Back-end networks form the critical data fabric that enables distributed AI training and inference at scale. These networks are engineered to handle the unique demands of AI workloads, particularly the intensive east-west traffic patterns generated during multi-GPU training operations. The network must maintain consistent high bandwidth and ultra-low latency to prevent AI training slowdowns and ensure responsive inference.
Modern back-end networks leverage RDMA (Remote Direct Memory Access) over Converged Ethernet version 2 (RoCEv2) to enable direct GPU-to-GPU communication over standard Ethernet infrastructure. This powerful combination, along with Priority Flow Control (PFC) to prevent packet loss and Explicit Congestion Notification (ECN) to maintain optimal throughput, creates a lossless fabric essential for AI workloads. The Hedgehog fabric implements these features in a cloud-native architecture that automatically optimizes network performance for AI workloads, ensuring training jobs complete faster and inference remains responsive.

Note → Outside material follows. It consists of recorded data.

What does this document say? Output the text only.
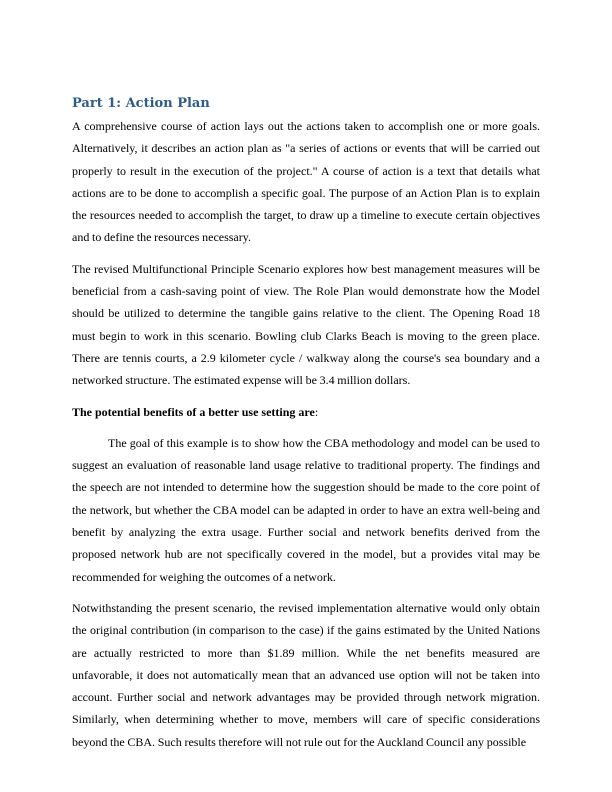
Part 1: Action Plan

A comprehensive course of action lays out the actions taken to accomplish one or more goals. Alternatively, it describes an action plan as "a series of actions or events that will be carried out properly to result in the execution of the project." A course of action is a text that details what actions are to be done to accomplish a specific goal. The purpose of an Action Plan is to explain the resources needed to accomplish the target, to draw up a timeline to execute certain objectives and to define the resources necessary.

The revised Multifunctional Principle Scenario explores how best management measures will be beneficial from a cash-saving point of view. The Role Plan would demonstrate how the Model should be utilized to determine the tangible gains relative to the client. The Opening Road 18 must begin to work in this scenario. Bowling club Clarks Beach is moving to the green place. There are tennis courts, a 2.9 kilometer cycle / walkway along the course's sea boundary and a networked structure. The estimated expense will be 3.4 million dollars.

The potential benefits of a better use setting are:

The goal of this example is to show how the CBA methodology and model can be used to suggest an evaluation of reasonable land usage relative to traditional property. The findings and the speech are not intended to determine how the suggestion should be made to the core point of the network, but whether the CBA model can be adapted in order to have an extra well-being and benefit by analyzing the extra usage. Further social and network benefits derived from the proposed network hub are not specifically covered in the model, but a provides vital may be recommended for weighing the outcomes of a network.

Notwithstanding the present scenario, the revised implementation alternative would only obtain the original contribution (in comparison to the case) if the gains estimated by the United Nations are actually restricted to more than $1.89 million. While the net benefits measured are unfavorable, it does not automatically mean that an advanced use option will not be taken into account. Further social and network advantages may be provided through network migration. Similarly, when determining whether to move, members will care of specific considerations beyond the CBA. Such results therefore will not rule out for the Auckland Council any possible
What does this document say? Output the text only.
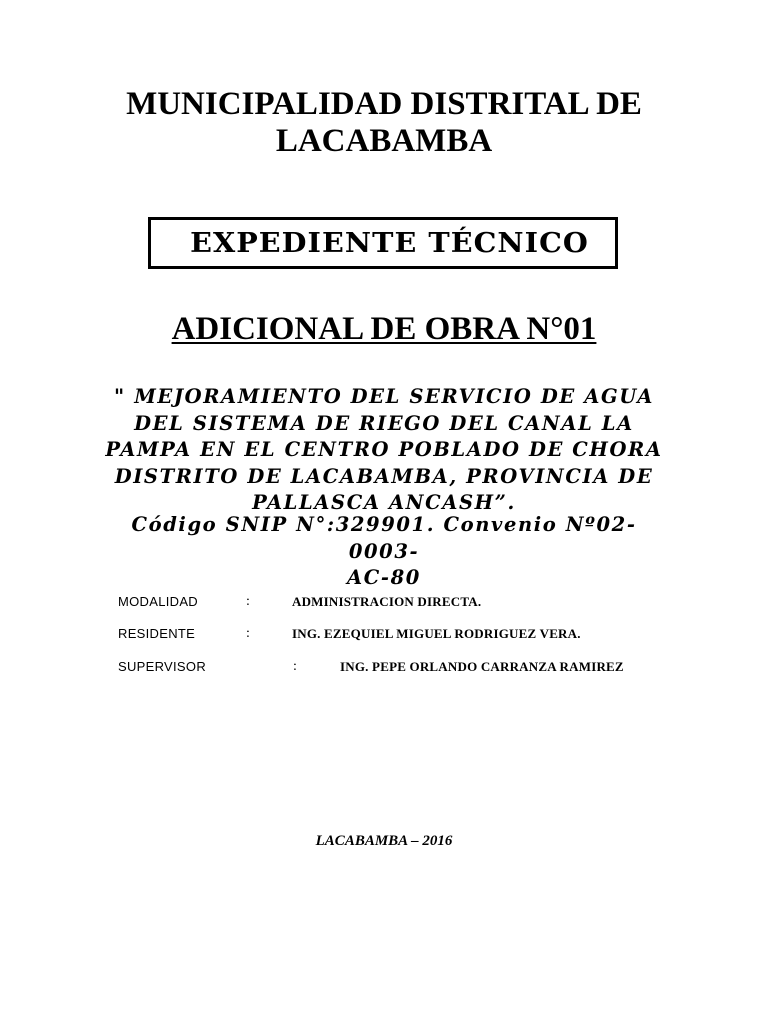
MUNICIPALIDAD DISTRITAL DE
LACABAMBA
EXPEDIENTE TÉCNICO
ADICIONAL DE OBRA N°01
" MEJORAMIENTO DEL SERVICIO DE AGUA
DEL SISTEMA DE RIEGO DEL CANAL LA
PAMPA EN EL CENTRO POBLADO DE CHORA
DISTRITO DE LACABAMBA, PROVINCIA DE
PALLASCA ANCASH”.
Código SNIP N°:329901. Convenio Nº02-0003-
AC-80
MODALIDAD	:	ADMINISTRACION DIRECTA.
RESIDENTE	:	ING. EZEQUIEL MIGUEL RODRIGUEZ VERA.
SUPERVISOR	:	ING. PEPE ORLANDO CARRANZA RAMIREZ

LACABAMBA – 2016
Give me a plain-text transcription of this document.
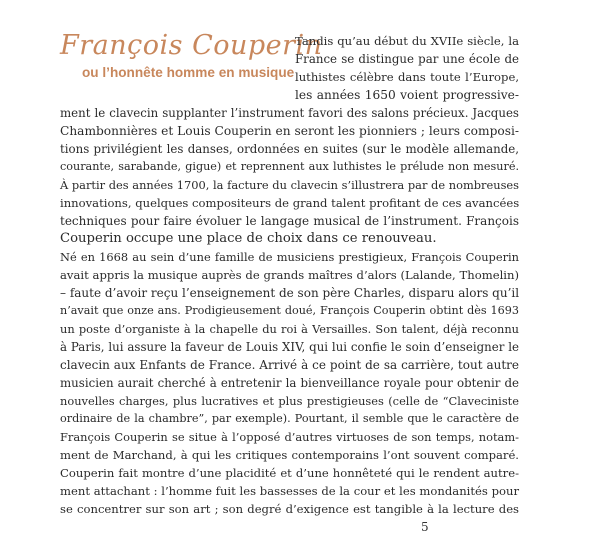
François Couperin
ou l’honnête homme en musique
Tandis qu’au début du XVIIe siècle, la
France se distingue par une école de
luthistes célèbre dans toute l’Europe,
les années 1650 voient progressive-
ment le clavecin supplanter l’instrument favori des salons précieux. Jacques
Chambonnières et Louis Couperin en seront les pionniers ; leurs composi-
tions privilégient les danses, ordonnées en suites (sur le modèle allemande,
courante, sarabande, gigue) et reprennent aux luthistes le prélude non mesuré.
À partir des années 1700, la facture du clavecin s’illustrera par de nombreuses
innovations, quelques compositeurs de grand talent profitant de ces avancées
techniques pour faire évoluer le langage musical de l’instrument. François
Couperin occupe une place de choix dans ce renouveau.
Né en 1668 au sein d’une famille de musiciens prestigieux, François Couperin
avait appris la musique auprès de grands maîtres d’alors (Lalande, Thomelin)
– faute d’avoir reçu l’enseignement de son père Charles, disparu alors qu’il
n’avait que onze ans. Prodigieusement doué, François Couperin obtint dès 1693
un poste d’organiste à la chapelle du roi à Versailles. Son talent, déjà reconnu
à Paris, lui assure la faveur de Louis XIV, qui lui confie le soin d’enseigner le
clavecin aux Enfants de France. Arrivé à ce point de sa carrière, tout autre
musicien aurait cherché à entretenir la bienveillance royale pour obtenir de
nouvelles charges, plus lucratives et plus prestigieuses (celle de “Claveciniste
ordinaire de la chambre”, par exemple). Pourtant, il semble que le caractère de
François Couperin se situe à l’opposé d’autres virtuoses de son temps, notam-
ment de Marchand, à qui les critiques contemporains l’ont souvent comparé.
Couperin fait montre d’une placidité et d’une honnêteté qui le rendent autre-
ment attachant : l’homme fuit les bassesses de la cour et les mondanités pour
se concentrer sur son art ; son degré d’exigence est tangible à la lecture des
5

Network architects typically design back-end networks with non-blocking topologies like spine-leaf to maximize bandwidth between any pair of nodes. This architectural approach, combined with intelligent traffic management and hardware acceleration, helps eliminate bottlenecks that could impact AI application performance. The result is a high-performance computational environment where distributed AI workloads can operate at their full potential.